Seems the latest buzz when I turn on the national news is the (once again) rising cost of gasoline.  Some states are already seeing prices above $4/gallon and forecasts are calling for prices to exceed the $5/gal mark for some states by summer.  Quite the quandary for Washington with this being an election year and all.  It is common knowledge that the Fed continues to actively pursue a policy (unwritten but very clear by their actions) of a weak-dollar that started with QE1, then QE2, and now continues with Operation Twist.

So far, so good as the stock market continues to rise, as expected, with the falling dollar.  Therein lies the rub:  Keep flooding the banks with liquidity to keep improving their garbage balance sheets and continue to allow them to gun the stock markets for the profits using free money (tax-payer money printed out of thin air) but watch oil prices continue to rise not only because oil is still priced throughout the world in US dollars, but also because the banks will create and fuel any bubble they can to milk profits (remember the nearly $150/bbl oil bubble caused by the same exact players back before it popped in 2008?…how quickly we forget).  -OR-  Does the Fed pull the plug on the money printing machines to stop adding fuel to the fire and appease Washington so everyone’s happy come election time?  If so, dollar up = oil down but also stock market down.

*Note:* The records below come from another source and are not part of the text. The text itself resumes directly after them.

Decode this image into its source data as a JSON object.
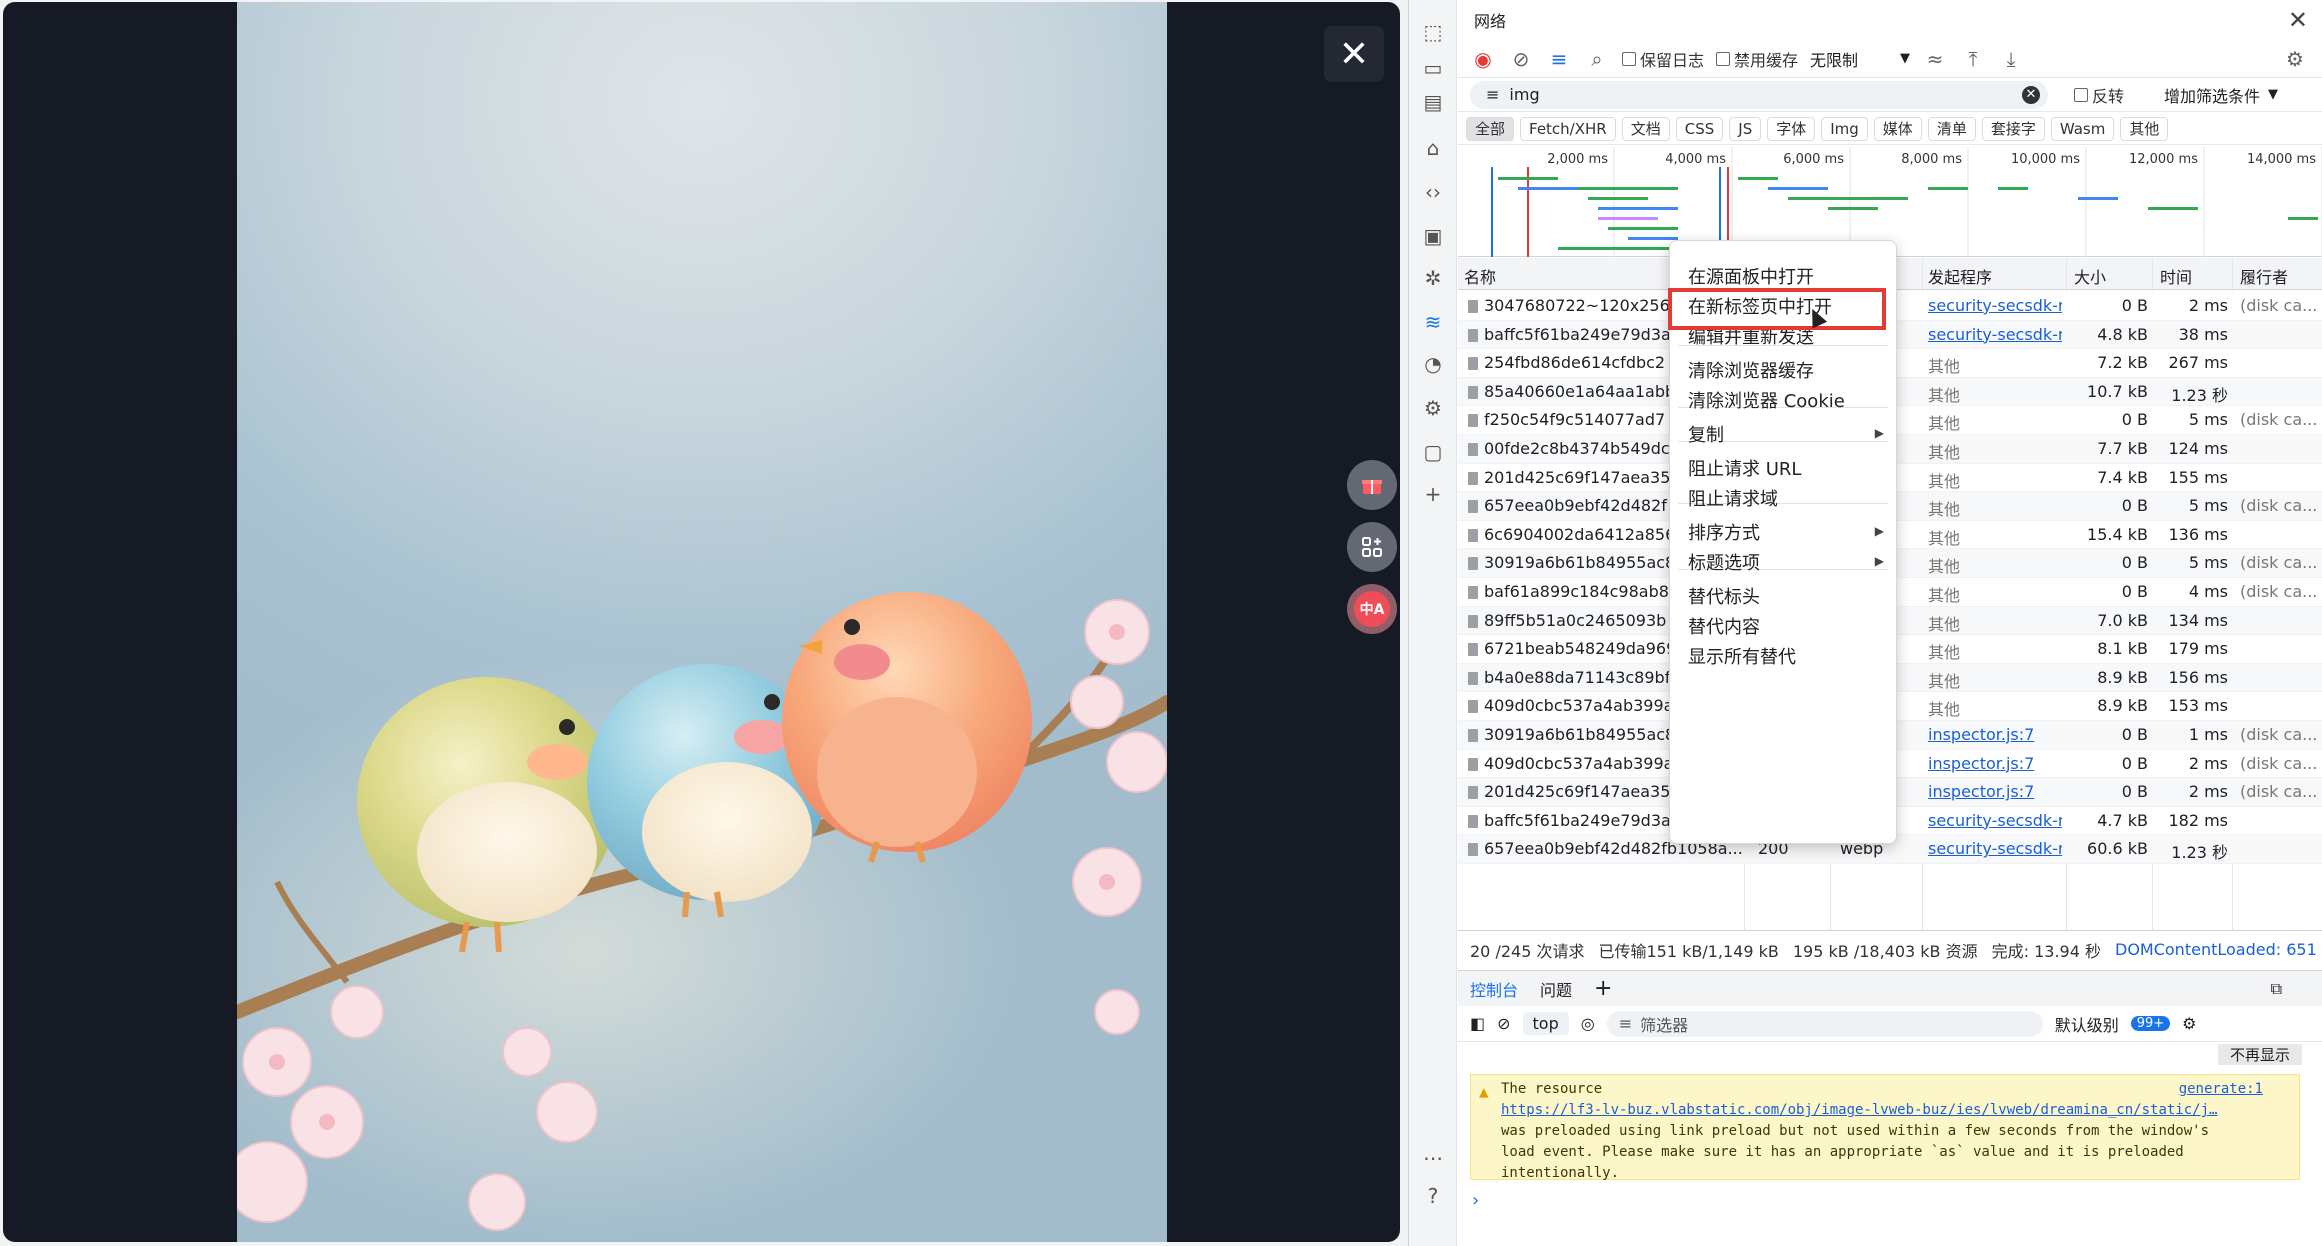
{
  "viewer": {
    "close_icon": "✕",
    "gift_icon": "gift-icon",
    "grid_icon": "grid-icon",
    "translate_label": "中A"
  },
  "devtools": {
    "panel_title": "网络",
    "toolbar": {
      "preserve_log": "保留日志",
      "disable_cache": "禁用缓存",
      "throttle": "无限制"
    },
    "filter": {
      "value": "img",
      "invert": "反转",
      "more_filters": "增加筛选条件"
    },
    "types": [
      "全部",
      "Fetch/XHR",
      "文档",
      "CSS",
      "JS",
      "字体",
      "Img",
      "媒体",
      "清单",
      "套接字",
      "Wasm",
      "其他"
    ],
    "timeline_ticks": [
      "2,000 ms",
      "4,000 ms",
      "6,000 ms",
      "8,000 ms",
      "10,000 ms",
      "12,000 ms",
      "14,000 ms"
    ],
    "columns": {
      "name": "名称",
      "initiator": "发起程序",
      "size": "大小",
      "time": "时间",
      "fulfilled": "履行者"
    },
    "rows": [
      {
        "name": "3047680722~120x256.i",
        "status": "",
        "type": "",
        "initiator": "security-secsdk-ru",
        "size": "0 B",
        "time": "2 ms",
        "fulfilled": "(disk ca..."
      },
      {
        "name": "baffc5f61ba249e79d3a",
        "status": "",
        "type": "",
        "initiator": "security-secsdk-ru",
        "size": "4.8 kB",
        "time": "38 ms",
        "fulfilled": ""
      },
      {
        "name": "254fbd86de614cfdbc2",
        "status": "",
        "type": "",
        "initiator": "其他",
        "size": "7.2 kB",
        "time": "267 ms",
        "fulfilled": ""
      },
      {
        "name": "85a40660e1a64aa1abb",
        "status": "",
        "type": "",
        "initiator": "其他",
        "size": "10.7 kB",
        "time": "1.23 秒",
        "fulfilled": ""
      },
      {
        "name": "f250c54f9c514077ad7",
        "status": "",
        "type": "",
        "initiator": "其他",
        "size": "0 B",
        "time": "5 ms",
        "fulfilled": "(disk ca..."
      },
      {
        "name": "00fde2c8b4374b549dc",
        "status": "",
        "type": "",
        "initiator": "其他",
        "size": "7.7 kB",
        "time": "124 ms",
        "fulfilled": ""
      },
      {
        "name": "201d425c69f147aea35",
        "status": "",
        "type": "",
        "initiator": "其他",
        "size": "7.4 kB",
        "time": "155 ms",
        "fulfilled": ""
      },
      {
        "name": "657eea0b9ebf42d482f",
        "status": "",
        "type": "",
        "initiator": "其他",
        "size": "0 B",
        "time": "5 ms",
        "fulfilled": "(disk ca..."
      },
      {
        "name": "6c6904002da6412a856",
        "status": "",
        "type": "",
        "initiator": "其他",
        "size": "15.4 kB",
        "time": "136 ms",
        "fulfilled": ""
      },
      {
        "name": "30919a6b61b84955ac8",
        "status": "",
        "type": "",
        "initiator": "其他",
        "size": "0 B",
        "time": "5 ms",
        "fulfilled": "(disk ca..."
      },
      {
        "name": "baf61a899c184c98ab8",
        "status": "",
        "type": "",
        "initiator": "其他",
        "size": "0 B",
        "time": "4 ms",
        "fulfilled": "(disk ca..."
      },
      {
        "name": "89ff5b51a0c2465093b",
        "status": "",
        "type": "",
        "initiator": "其他",
        "size": "7.0 kB",
        "time": "134 ms",
        "fulfilled": ""
      },
      {
        "name": "6721beab548249da969",
        "status": "",
        "type": "",
        "initiator": "其他",
        "size": "8.1 kB",
        "time": "179 ms",
        "fulfilled": ""
      },
      {
        "name": "b4a0e88da71143c89bf",
        "status": "",
        "type": "",
        "initiator": "其他",
        "size": "8.9 kB",
        "time": "156 ms",
        "fulfilled": ""
      },
      {
        "name": "409d0cbc537a4ab399a",
        "status": "",
        "type": "",
        "initiator": "其他",
        "size": "8.9 kB",
        "time": "153 ms",
        "fulfilled": ""
      },
      {
        "name": "30919a6b61b84955ac8",
        "status": "",
        "type": "",
        "initiator": "inspector.js:7",
        "size": "0 B",
        "time": "1 ms",
        "fulfilled": "(disk ca..."
      },
      {
        "name": "409d0cbc537a4ab399a",
        "status": "",
        "type": "",
        "initiator": "inspector.js:7",
        "size": "0 B",
        "time": "2 ms",
        "fulfilled": "(disk ca..."
      },
      {
        "name": "201d425c69f147aea35",
        "status": "",
        "type": "",
        "initiator": "inspector.js:7",
        "size": "0 B",
        "time": "2 ms",
        "fulfilled": "(disk ca..."
      },
      {
        "name": "baffc5f61ba249e79d3a",
        "status": "",
        "type": "",
        "initiator": "security-secsdk-ru",
        "size": "4.7 kB",
        "time": "182 ms",
        "fulfilled": ""
      },
      {
        "name": "657eea0b9ebf42d482fb1058a...",
        "status": "200",
        "type": "webp",
        "initiator": "security-secsdk-ru",
        "size": "60.6 kB",
        "time": "1.23 秒",
        "fulfilled": ""
      }
    ],
    "summary": {
      "requests": "20 /245 次请求",
      "transferred": "已传输151 kB/1,149 kB",
      "resources": "195 kB /18,403 kB 资源",
      "finish": "完成: 13.94 秒",
      "dcl": "DOMContentLoaded: 651"
    },
    "console": {
      "tab_console": "控制台",
      "tab_issues": "问题",
      "context": "top",
      "filter_placeholder": "筛选器",
      "level": "默认级别",
      "badge": "99+",
      "dont_show": "不再显示"
    },
    "warning": {
      "line1": "The resource",
      "url": "https://lf3-lv-buz.vlabstatic.com/obj/image-lvweb-buz/ies/lvweb/dreamina_cn/static/j…",
      "line3": "was preloaded using link preload but not used within a few seconds from the window's",
      "line4": "load event. Please make sure it has an appropriate `as` value and it is preloaded",
      "line5": "intentionally.",
      "source": "generate:1"
    }
  },
  "context_menu": {
    "items": [
      "在源面板中打开",
      "在新标签页中打开",
      "编辑并重新发送",
      "清除浏览器缓存",
      "清除浏览器 Cookie",
      "复制",
      "阻止请求 URL",
      "阻止请求域",
      "排序方式",
      "标题选项",
      "替代标头",
      "替代内容",
      "显示所有替代"
    ]
  },
  "colors": {
    "accent": "#1a73e8",
    "highlight": "#e53935",
    "warning_bg": "#fdf6c8",
    "viewer_bg": "#161a25"
  }
}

So what’s it going to be?  Continued debasement of the US Dollar and flooding the banks with free investment capital or ease up on the punch bowl of free money while gas, food and other necessities continue to hit an already bruised and battered consumer in the wallet… especially as they prepare to go to the polls?  Again, these are just fundamental ramblings of which I try to keep to a minimum here as fundamentals just don’t offer good entry or exits points on trade….charts do.